As a self proclaimed edgewalker, Tim endeavours to incorporate a lens of equity and decolonization in all he does and was recognized as one of Calgary’s top 40 under 40 in 2019 for his efforts of mobilizing reconciliation. In an effort to revitalize his Blackfoot language, Tim recently wrote his first children’s book titled, “Napi kii Imitaa” (Napi and the dogs).
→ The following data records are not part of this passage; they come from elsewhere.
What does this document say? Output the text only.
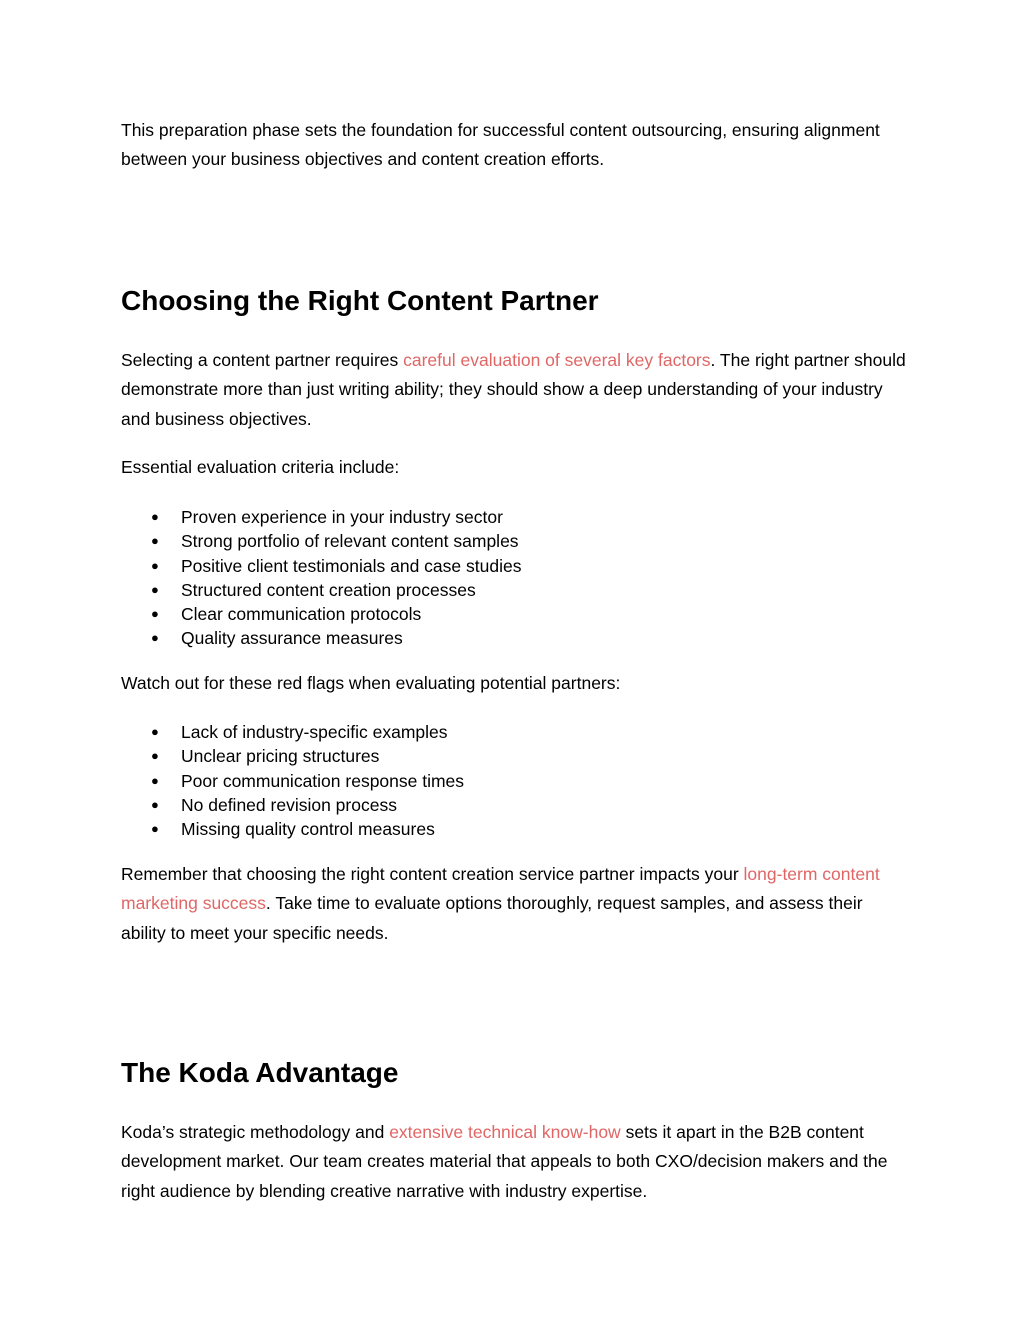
This preparation phase sets the foundation for successful content outsourcing, ensuring alignment between your business objectives and content creation efforts.

Choosing the Right Content Partner

Selecting a content partner requires careful evaluation of several key factors. The right partner should demonstrate more than just writing ability; they should show a deep understanding of your industry and business objectives.

Essential evaluation criteria include:

● Proven experience in your industry sector
● Strong portfolio of relevant content samples
● Positive client testimonials and case studies
● Structured content creation processes
● Clear communication protocols
● Quality assurance measures

Watch out for these red flags when evaluating potential partners:

● Lack of industry-specific examples
● Unclear pricing structures
● Poor communication response times
● No defined revision process
● Missing quality control measures

Remember that choosing the right content creation service partner impacts your long-term content marketing success. Take time to evaluate options thoroughly, request samples, and assess their ability to meet your specific needs.

The Koda Advantage

Koda’s strategic methodology and extensive technical know-how sets it apart in the B2B content development market. Our team creates material that appeals to both CXO/decision makers and the right audience by blending creative narrative with industry expertise.
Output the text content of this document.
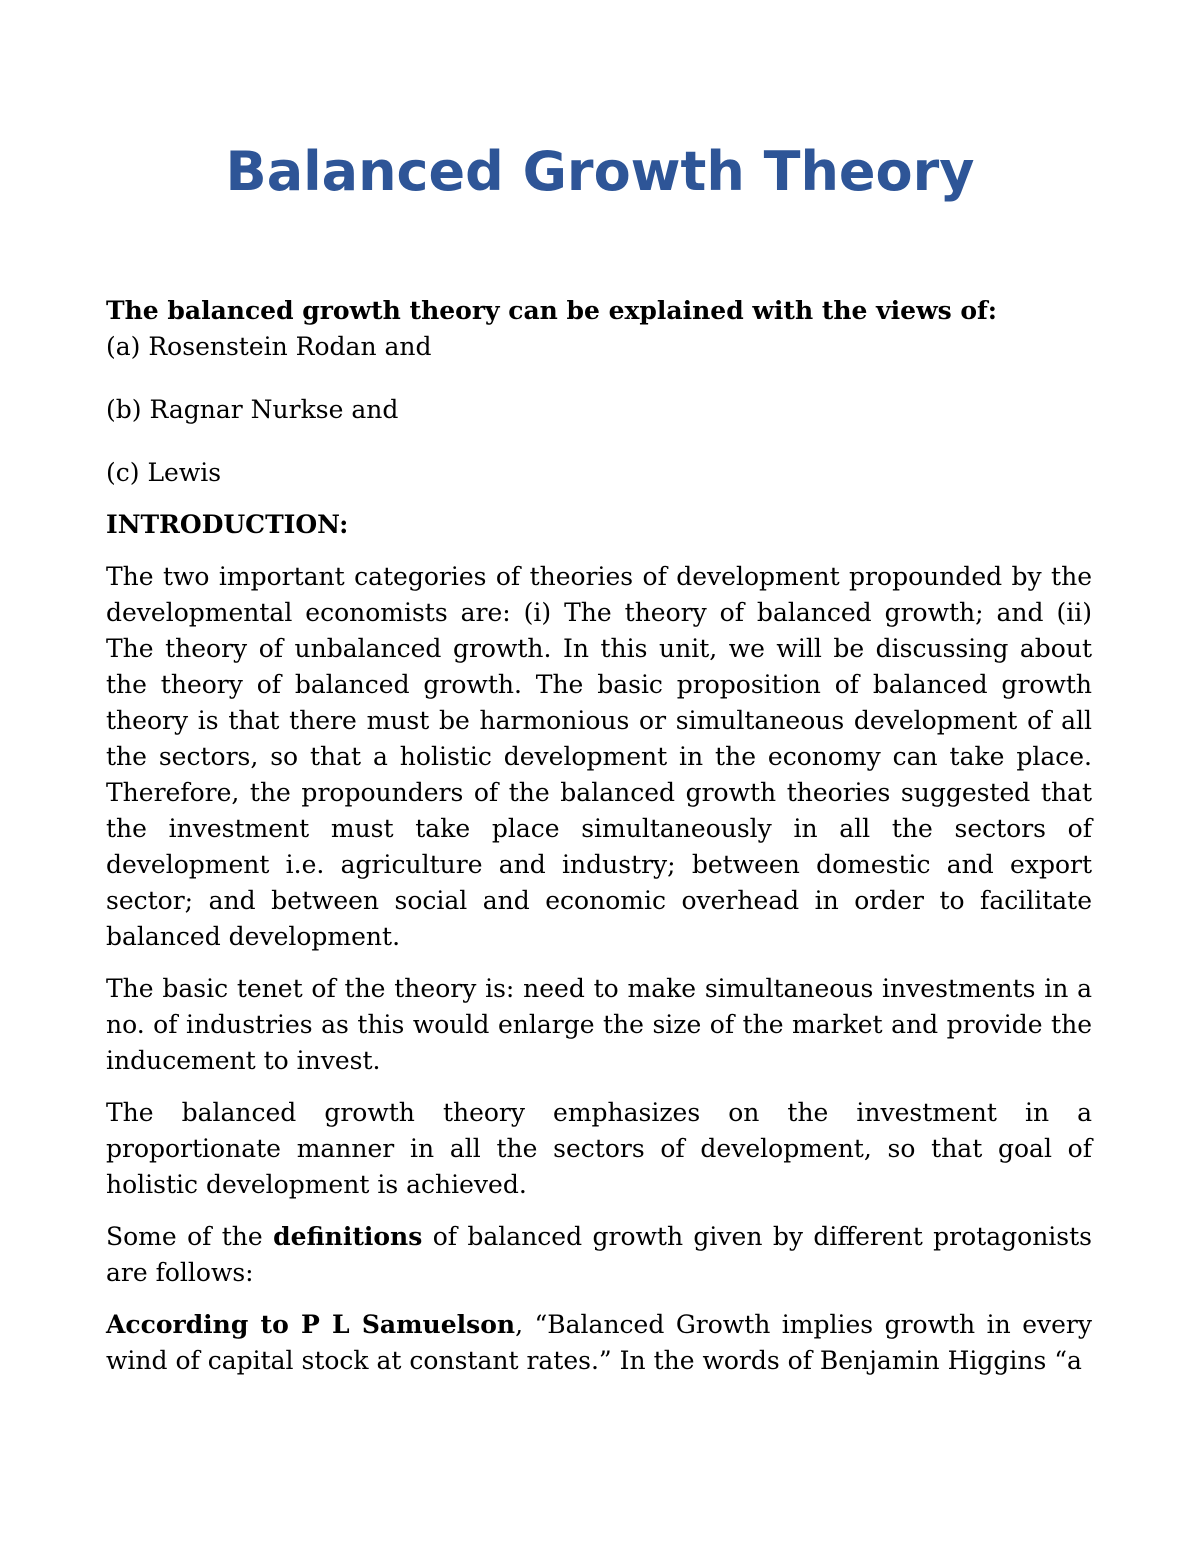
Balanced Growth Theory

The balanced growth theory can be explained with the views of:

(a) Rosenstein Rodan and

(b) Ragnar Nurkse and

(c) Lewis

INTRODUCTION:

The two important categories of theories of development propounded by the developmental economists are: (i) The theory of balanced growth; and (ii) The theory of unbalanced growth. In this unit, we will be discussing about the theory of balanced growth. The basic proposition of balanced growth theory is that there must be harmonious or simultaneous development of all the sectors, so that a holistic development in the economy can take place. Therefore, the propounders of the balanced growth theories suggested that the investment must take place simultaneously in all the sectors of development i.e. agriculture and industry; between domestic and export sector; and between social and economic overhead in order to facilitate balanced development.

The basic tenet of the theory is: need to make simultaneous investments in a no. of industries as this would enlarge the size of the market and provide the inducement to invest.

The balanced growth theory emphasizes on the investment in a proportionate manner in all the sectors of development, so that goal of holistic development is achieved.

Some of the definitions of balanced growth given by different protagonists are follows:

According to P L Samuelson, “Balanced Growth implies growth in every wind of capital stock at constant rates.” In the words of Benjamin Higgins “a
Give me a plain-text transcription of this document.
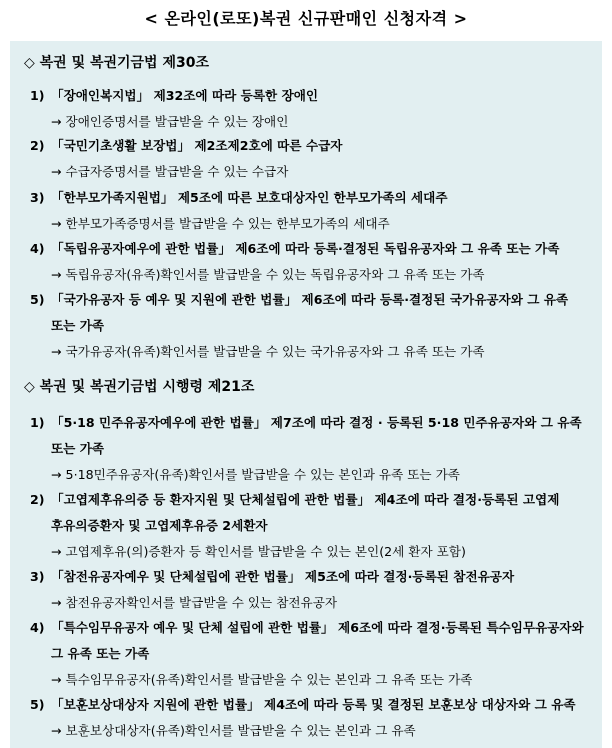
< 온라인(로또)복권 신규판매인 신청자격 >
◇ 복권 및 복권기금법 제30조
1) 「장애인복지법」 제32조에 따라 등록한 장애인
→ 장애인증명서를 발급받을 수 있는 장애인
2) 「국민기초생활 보장법」 제2조제2호에 따른 수급자
→ 수급자증명서를 발급받을 수 있는 수급자
3) 「한부모가족지원법」 제5조에 따른 보호대상자인 한부모가족의 세대주
→ 한부모가족증명서를 발급받을 수 있는 한부모가족의 세대주
4) 「독립유공자예우에 관한 법률」 제6조에 따라 등록·결정된 독립유공자와 그 유족 또는 가족
→ 독립유공자(유족)확인서를 발급받을 수 있는 독립유공자와 그 유족 또는 가족
5) 「국가유공자 등 예우 및 지원에 관한 법률」 제6조에 따라 등록·결정된 국가유공자와 그 유족
또는 가족
→ 국가유공자(유족)확인서를 발급받을 수 있는 국가유공자와 그 유족 또는 가족
◇ 복권 및 복권기금법 시행령 제21조
1) 「5·18 민주유공자예우에 관한 법률」 제7조에 따라 결정 · 등록된 5·18 민주유공자와 그 유족
또는 가족
→ 5·18민주유공자(유족)확인서를 발급받을 수 있는 본인과 유족 또는 가족
2) 「고엽제후유의증 등 환자지원 및 단체설립에 관한 법률」 제4조에 따라 결정·등록된 고엽제
후유의증환자 및 고엽제후유증 2세환자
→ 고엽제후유(의)증환자 등 확인서를 발급받을 수 있는 본인(2세 환자 포함)
3) 「참전유공자예우 및 단체설립에 관한 법률」 제5조에 따라 결정·등록된 참전유공자
→ 참전유공자확인서를 발급받을 수 있는 참전유공자
4) 「특수임무유공자 예우 및 단체 설립에 관한 법률」 제6조에 따라 결정·등록된 특수임무유공자와
그 유족 또는 가족
→ 특수임무유공자(유족)확인서를 발급받을 수 있는 본인과 그 유족 또는 가족
5) 「보훈보상대상자 지원에 관한 법률」 제4조에 따라 등록 및 결정된 보훈보상 대상자와 그 유족
→ 보훈보상대상자(유족)확인서를 발급받을 수 있는 본인과 그 유족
Vanessa is an inclusive solutions-driven problem solver committed to liberating all peoples and delivering impactful mechanisms for social, environmental and economic change. She launched Roanhorse Consulting (RCLLC) in 2016, an Indigenous women-led think tank. RCLLC works with unheralded communities, businesses, organizations, and individuals to achieve and aspire their self-determination through forging communities of practice, strengthening indigenous evaluation methods, creating equity through entrepreneurship, and encouraging economic empowerment from within. RCLLC co-designs wealth and power building efforts that directly invest in our leaders, support meaningful data collection informed by indigenous research approaches, and helps build thoughtful community-led projects that enforce values that put people at the center.
Vanessa is a 2020 Conscious Company Media’s World Changing Women in Sustainable Business awardee and is a 2020 Boston Impact Initiative Fund-Building Cohort fellow. She is a retired member of the ABQ Living Cities leadership table and is a Startup Champions Network member. She sits on the boards of Native Community Capital, Zebras Unite and the New Mexico Association of Grantmakers. Vanessa is one of 8 co-founders of Native Women Lead, an organization dedicated to growing Native women into positions of leadership and business. She is a mom of one, living with her family in Albuquerque, NM. Vanessa is a citizen of the Navajo Nation.